Les marchés ont pris le relais des technocrates : c’est devenu complètement instable.
Michel HERVE
Les deux tiers des entreprises ont besoin de financement. Résultat : elles n’investissent plus que
lorsqu’il y a une complète sécurité, et celle-ci n’existe que dans un environnement prévisible que
nous n’avons plus.
Si nous considérons l’évolution des banques, elle s’est faite ainsi : elles étaient avant dans une
recherche permanente du non-risque. Puis, elles se sont mises – la Société Générale a été la
première – à développer l’innovation financière. C’est ainsi qu’elles sont devenues des
entreprises à part entière, et pouvant donc se trouver en situation de perte. Or, je pose la
question : peut-on être à la fois un prêteur et prendre des risques ? Je pense, pour ma part, que
non ! La conséquence de tout cela, c’est que les banques aujourd’hui ne prêtent plus à ceux qui en
ont besoin : « on ne prête qu’aux riches ».
Francis GAUTIER
Il y a un point qui n’a pas été évoqué et qui me semble pourtant important : le taux d’épargne est
très haut aujourd’hui.
Michel HERVE
Je veux citer l’étude publiée par l’école de Paris du management et réalisée par Henri Lagarde.

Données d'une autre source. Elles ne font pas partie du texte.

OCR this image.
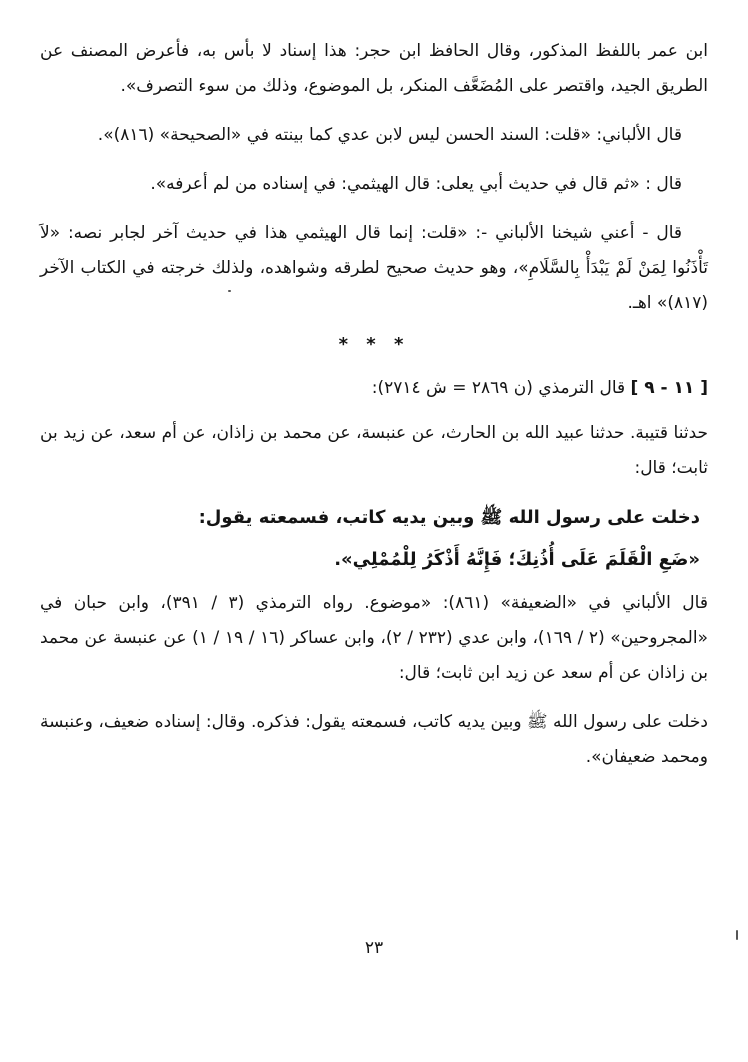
ابن عمر باللفظ المذكور، وقال الحافظ ابن حجر: هذا إسناد لا بأس به، فأعرض المصنف عن الطريق الجيد، واقتصر على المُضَعَّف المنكر، بل الموضوع، وذلك من سوء التصرف».

قال الألباني: «قلت: السند الحسن ليس لابن عدي كما بينته في «الصحيحة» (٨١٦)».

قال : «ثم قال في حديث أبي يعلى: قال الهيثمي: في إسناده من لم أعرفه».

قال - أعني شيخنا الألباني -: «قلت: إنما قال الهيثمي هذا في حديث آخر لجابر نصه: «لاَ تَأْذَنُوا لِمَنْ لَمْ يَبْدَأْ بِالسَّلَامِ»، وهو حديث صحيح لطرقه وشواهده، ولذلك خرجته في الكتاب الآخر (٨١٧)» اهـ.

* * *
[ ١١ - ٩ ] قال الترمذي (ن ٢٨٦٩ = ش ٢٧١٤):

حدثنا قتيبة. حدثنا عبيد الله بن الحارث، عن عنبسة، عن محمد بن زاذان، عن أم سعد، عن زيد بن ثابت؛ قال:

دخلت على رسول الله ﷺ وبين يديه كاتب، فسمعته يقول:
«ضَعِ الْقَلَمَ عَلَى أُذُنِكَ؛ فَإِنَّهُ أَذْكَرُ لِلْمُمْلِي».

قال الألباني في «الضعيفة» (٨٦١): «موضوع. رواه الترمذي (٣ / ٣٩١)، وابن حبان في «المجروحين» (٢ / ١٦٩)، وابن عدي (٢٣٢ / ٢)، وابن عساكر (١٦ / ١٩ / ١) عن عنبسة عن محمد بن زاذان عن أم سعد عن زيد ابن ثابت؛ قال:

دخلت على رسول الله ﷺ وبين يديه كاتب، فسمعته يقول: فذكره. وقال: إسناده ضعيف، وعنبسة ومحمد ضعيفان».

٢٣
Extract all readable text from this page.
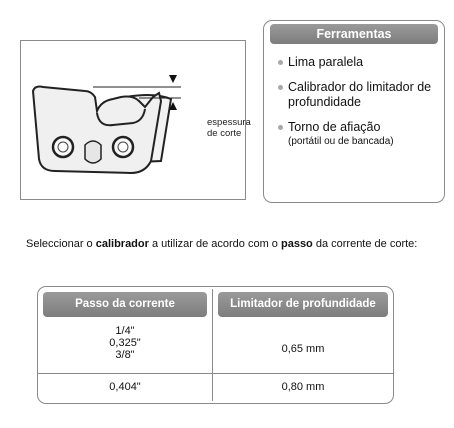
espessura
de corte
Ferramentas
Lima paralela
Calibrador do limitador de profundidade
Torno de afiação
(portátil ou de bancada)
Seleccionar o calibrador a utilizar de acordo com o passo da corrente de corte:
Passo da corrente	Limitador de profundidade
1/4"
0,325"
3/8"	0,65 mm
0,404"	0,80 mm
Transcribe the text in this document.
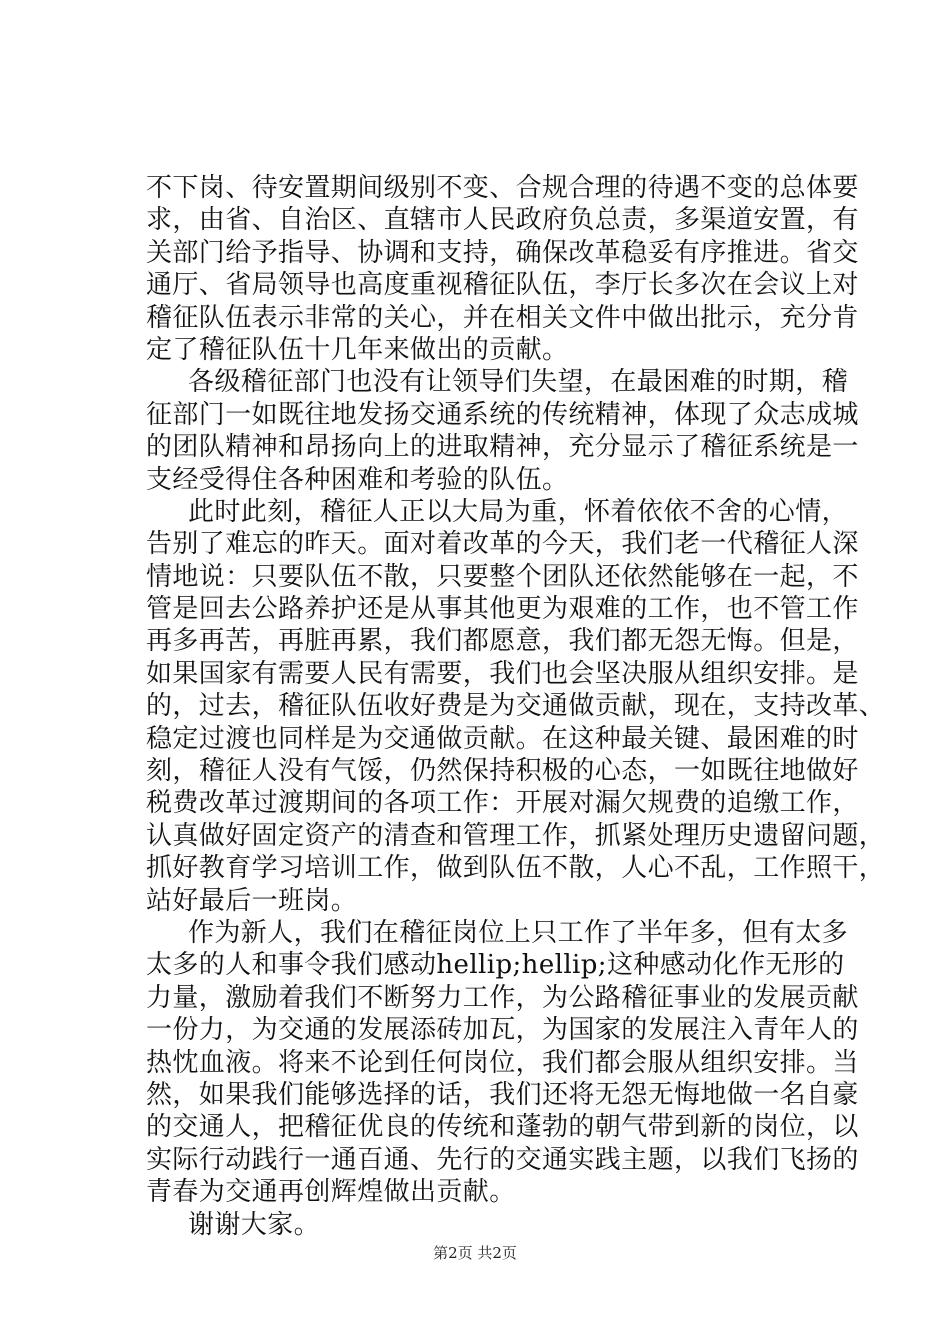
不下岗、待安置期间级别不变、合规合理的待遇不变的总体要
求，由省、自治区、直辖市人民政府负总责，多渠道安置，有
关部门给予指导、协调和支持，确保改革稳妥有序推进。省交
通厅、省局领导也高度重视稽征队伍，李厅长多次在会议上对
稽征队伍表示非常的关心，并在相关文件中做出批示，充分肯
定了稽征队伍十几年来做出的贡献。
各级稽征部门也没有让领导们失望，在最困难的时期，稽
征部门一如既往地发扬交通系统的传统精神，体现了众志成城
的团队精神和昂扬向上的进取精神，充分显示了稽征系统是一
支经受得住各种困难和考验的队伍。
此时此刻，稽征人正以大局为重，怀着依依不舍的心情，
告别了难忘的昨天。面对着改革的今天，我们老一代稽征人深
情地说：只要队伍不散，只要整个团队还依然能够在一起，不
管是回去公路养护还是从事其他更为艰难的工作，也不管工作
再多再苦，再脏再累，我们都愿意，我们都无怨无悔。但是，
如果国家有需要人民有需要，我们也会坚决服从组织安排。是
的，过去，稽征队伍收好费是为交通做贡献，现在，支持改革、
稳定过渡也同样是为交通做贡献。在这种最关键、最困难的时
刻，稽征人没有气馁，仍然保持积极的心态，一如既往地做好
税费改革过渡期间的各项工作：开展对漏欠规费的追缴工作，
认真做好固定资产的清查和管理工作，抓紧处理历史遗留问题，
抓好教育学习培训工作，做到队伍不散，人心不乱，工作照干，
站好最后一班岗。
作为新人，我们在稽征岗位上只工作了半年多，但有太多
太多的人和事令我们感动hellip;hellip;这种感动化作无形的
力量，激励着我们不断努力工作，为公路稽征事业的发展贡献
一份力，为交通的发展添砖加瓦，为国家的发展注入青年人的
热忱血液。将来不论到任何岗位，我们都会服从组织安排。当
然，如果我们能够选择的话，我们还将无怨无悔地做一名自豪
的交通人，把稽征优良的传统和蓬勃的朝气带到新的岗位，以
实际行动践行一通百通、先行的交通实践主题，以我们飞扬的
青春为交通再创辉煌做出贡献。
谢谢大家。
第2页 共2页
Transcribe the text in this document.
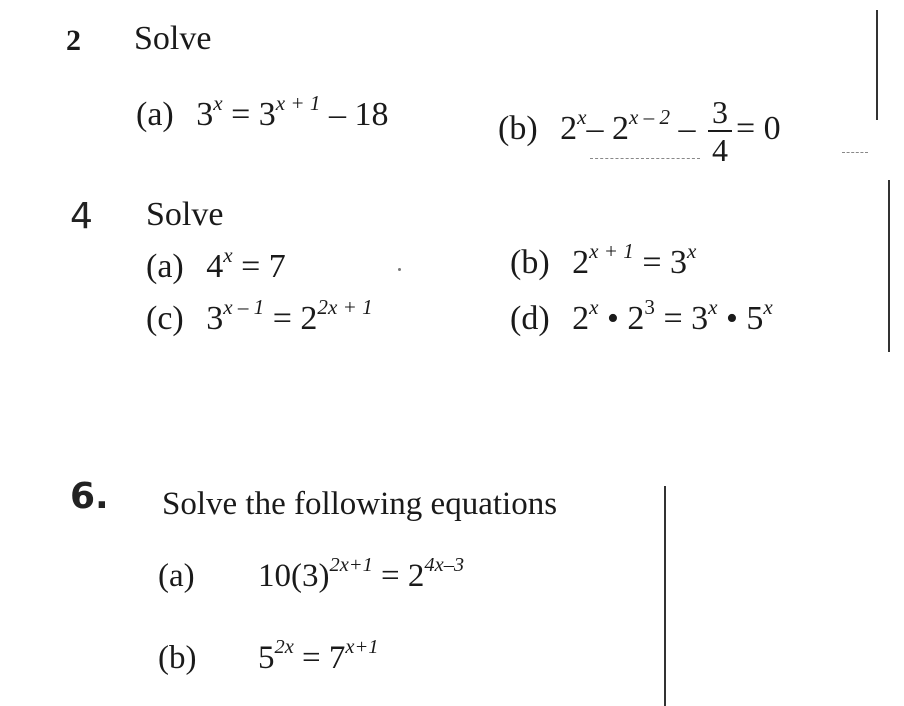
2 Solve
(a) $3^x = 3^{x + 1} - 18$	(b) 2$^x$– $2^{x - 2} - \frac{3}{4} = 0$
4 Solve
(a) $4^x = 7$	(b) $2^{x + 1} = 3^x$
(c) $3^{x - 1} = 2^{2x + 1}$	(d) 2$^x$ • $2^3 = 3^x$ • 5$^x$
6. Solve the following equations
(a) $10(3)^{2x+1} = 2^{4x-3}$
(b) $5^{2x} = 7^{x+1}$
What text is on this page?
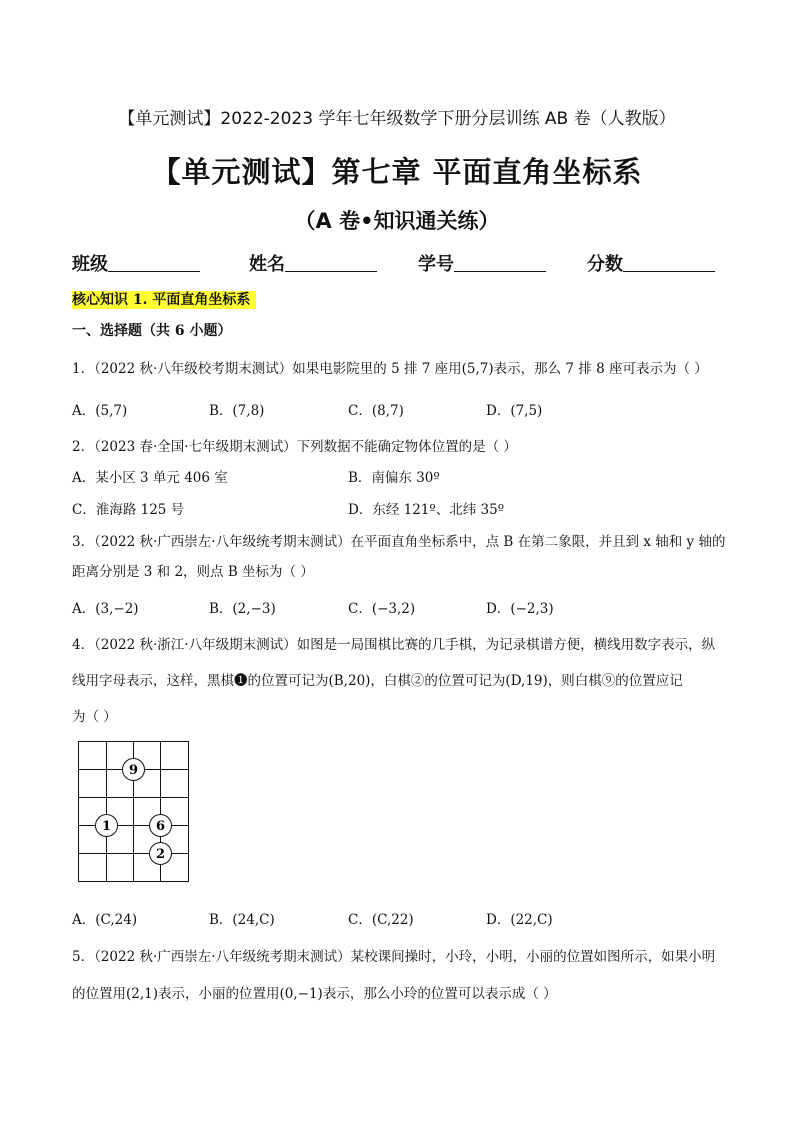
【单元测试】2022-2023 学年七年级数学下册分层训练 AB 卷（人教版）
【单元测试】第七章 平面直角坐标系
（A 卷•知识通关练）
班级	姓名	学号	分数
核心知识 1. 平面直角坐标系
一、选择题（共 6 小题）
1．（2022 秋·八年级校考期末测试）如果电影院里的 5 排 7 座用(5,7)表示，那么 7 排 8 座可表示为（ ）
A．(5,7)	B．(7,8)	C．(8,7)	D．(7,5)
2．（2023 春·全国·七年级期末测试）下列数据不能确定物体位置的是（ ）
A．某小区 3 单元 406 室	B．南偏东 30º
C．淮海路 125 号	D．东经 121º、北纬 35º
3．（2022 秋·广西崇左·八年级统考期末测试）在平面直角坐标系中，点 B 在第二象限，并且到 x 轴和 y 轴的
距离分别是 3 和 2，则点 B 坐标为（ ）
A．(3,−2)	B．(2,−3)	C．(−3,2)	D．(−2,3)
4．（2022 秋·浙江·八年级期末测试）如图是一局围棋比赛的几手棋，为记录棋谱方便，横线用数字表示，纵
线用字母表示，这样，黑棋❶的位置可记为(B,20)，白棋②的位置可记为(D,19)，则白棋⑨的位置应记
为（ ）
9
1	6
2
A．(C,24)	B．(24,C)	C．(C,22)	D．(22,C)
5．（2022 秋·广西崇左·八年级统考期末测试）某校课间操时，小玲，小明，小丽的位置如图所示，如果小明
的位置用(2,1)表示，小丽的位置用(0,−1)表示，那么小玲的位置可以表示成（ ）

Elle compare deux PME, l’une française et l’autre allemande. Elles font 17 millions de chiffre
d’affaire. La PME française réinvestit 500 000 euros quand la PME allemande en réinvestit 2.5
millions ! Cela fait une grande différence. Or, la sortie de la crise ne se fera qu’avec un couple
franco-allemand : il faut se rapprocher de l’industrialisation allemande.